Thursday, January 13, 2011

New Peer Review Study Rebuts Schmidt Paper on Surface Temperature Measurements

Dr. Ross McKitrick has co authored a peer reviewed paper that demonstrates the likely contamination of surface temperature results used by Gavin Schmidt and the IPCC. He also explains the difficulties that scientists not in the hockey team have in getting papers published, seeing as those in the Hockey Team tried to "redefine what peer review literature is".
Via Climate Research News:

Meanwhile, Ross McKitrick writes:

NEW PAPER ON CONTAMINATED SURFACE TEMPERATURE DATA: In 2007 I published a paper with Pat Michaels showing evidence that CRU global surface temperature data used by the IPCC are likely contaminated due to socioeconomic development and variations in data quality. In 2009 Gavin Schmidt published a paper in the International Journal of Climatology claiming our results, as well as those of de Laat and Maurellis who independently found the same things we did, were spurious. My rebuttal, coauthored with Nicolas Nierenberg, has been accepted at The Journal of Economic and Social Measurement.

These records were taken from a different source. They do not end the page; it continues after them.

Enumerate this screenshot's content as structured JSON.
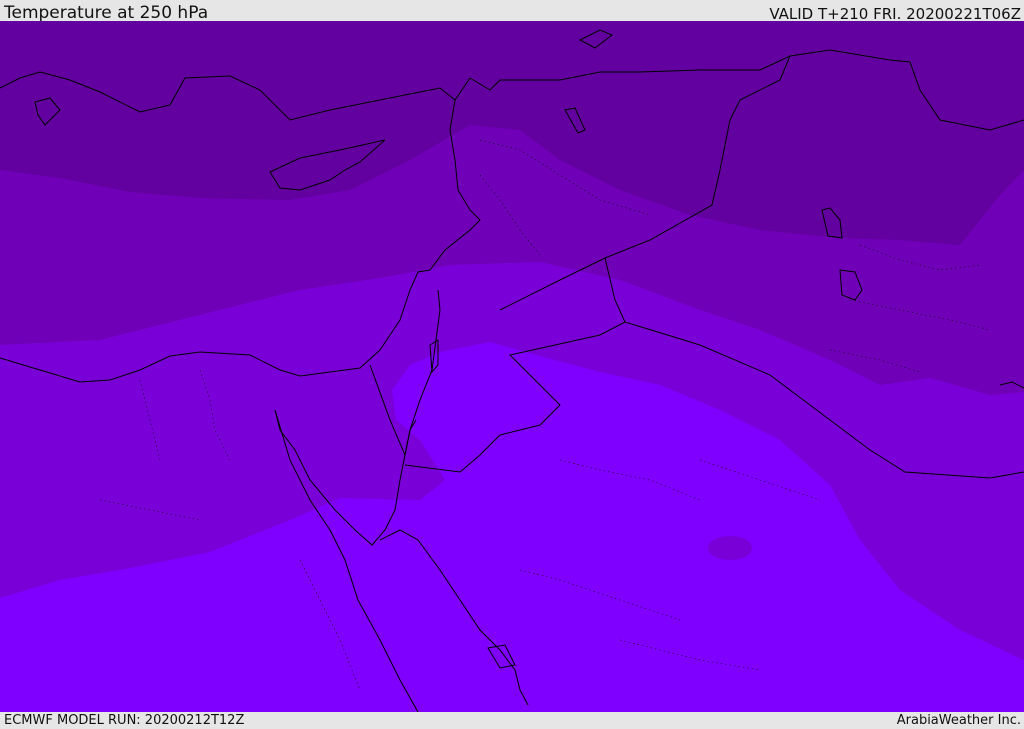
{
  "header": {
    "title": "Temperature at 250 hPa",
    "valid": "VALID T+210 FRI. 20200221T06Z"
  },
  "footer": {
    "model_run": "ECMWF MODEL RUN: 20200212T12Z",
    "credit": "ArabiaWeather Inc."
  },
  "colors": {
    "band_coldest": "#6200a0",
    "band_cold": "#7000b8",
    "band_mid": "#7a00d8",
    "band_warm": "#7f00ff",
    "coastline": "#000000"
  }
}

McKitrick, Ross R. and Nicolas Nierenberg (2010) Socioeconomic Patterns in Climate Data. Journal of Economic and Social Measurement, forthcoming.

The paper provides a complete and thorough refutation of Schmidt’s critique. Why JESM? First, because it is a journal that focuses on the critical evaluation of policy-relevant databases, and its editors and reviewers have considerable econometric depth, and this paper is fundamentally an application of econometrics to the evaluation of data quality. Second, we submitted the paper to the IJOC in April 2009, on the assumption that, having published Schmidt’s paper, they were interested in the topic. Evidently their interest only extends to analyses that support IPCC views. After 10 months we found out that IJOC was rejecting our paper on the basis of some inane referee reports to which Nico and I were not given a chance to reply. We did anyway, and if anyone thinks the rejection by IJOC amounts to a knock against our paper, please read our response letter for some perspective. Whether or not the IJOC editors read it, they refused to reconsider our paper. Interestingly, we learned from the Climategate release that Schmidt’s paper, which focuses on defending Phil Jones’ CRU data against its various critics, was sent by the IJOC Editors to be reviewed by Phil Jones of the CRU. As you can imagine his review was shallow and uncritical, but evidently impressed the editors of IJOC. They didn’t ask deLaat or me to supply a review, nor did they invite us to contribute a response. Every interaction I have had over the years with the IJOC has left me very unimpressed.”

Summary of McKitrick & Nierenberg (2010):

To generate a climate data set, temperature data collected at the Earth’s surface must be adjusted to remove non-climatic effects such as urbanization and measurement discontinuities. Some studies have shown that the post-1980 spatial pattern of temperature trends over land in prominent climate data sets is strongly correlated with the spatial pattern of socioeconomic development, implying that the adjustments are inadequate, leaving a residual warm bias. This evidence has been disputed on three grounds: spatial autocorrelation of the temperature field undermines significance of test results; counterfactual experiments using model generated data suggest such correlations have an innocuous interpretation; and different satellite covariates yield unstable results. Somewhat surprisingly, these claims have not been put into a coherent framework for the purpose of statistical testing. We combine economic and climatological data sets from various teams with trend estimates from global climate models and we use spatial regressions to test the competing hypotheses. Overall we find that the evidence for contamination of climatic data is robust across numerous data sets, it is not undermined by controlling for spatial autocorrelation, and the patterns are not explained by climate models. Consequently we conclude that important data products used for the analysis of climate change over global land surfaces may be contaminated with socioeconomic patterns related to urbanization and other socioeconomic processes.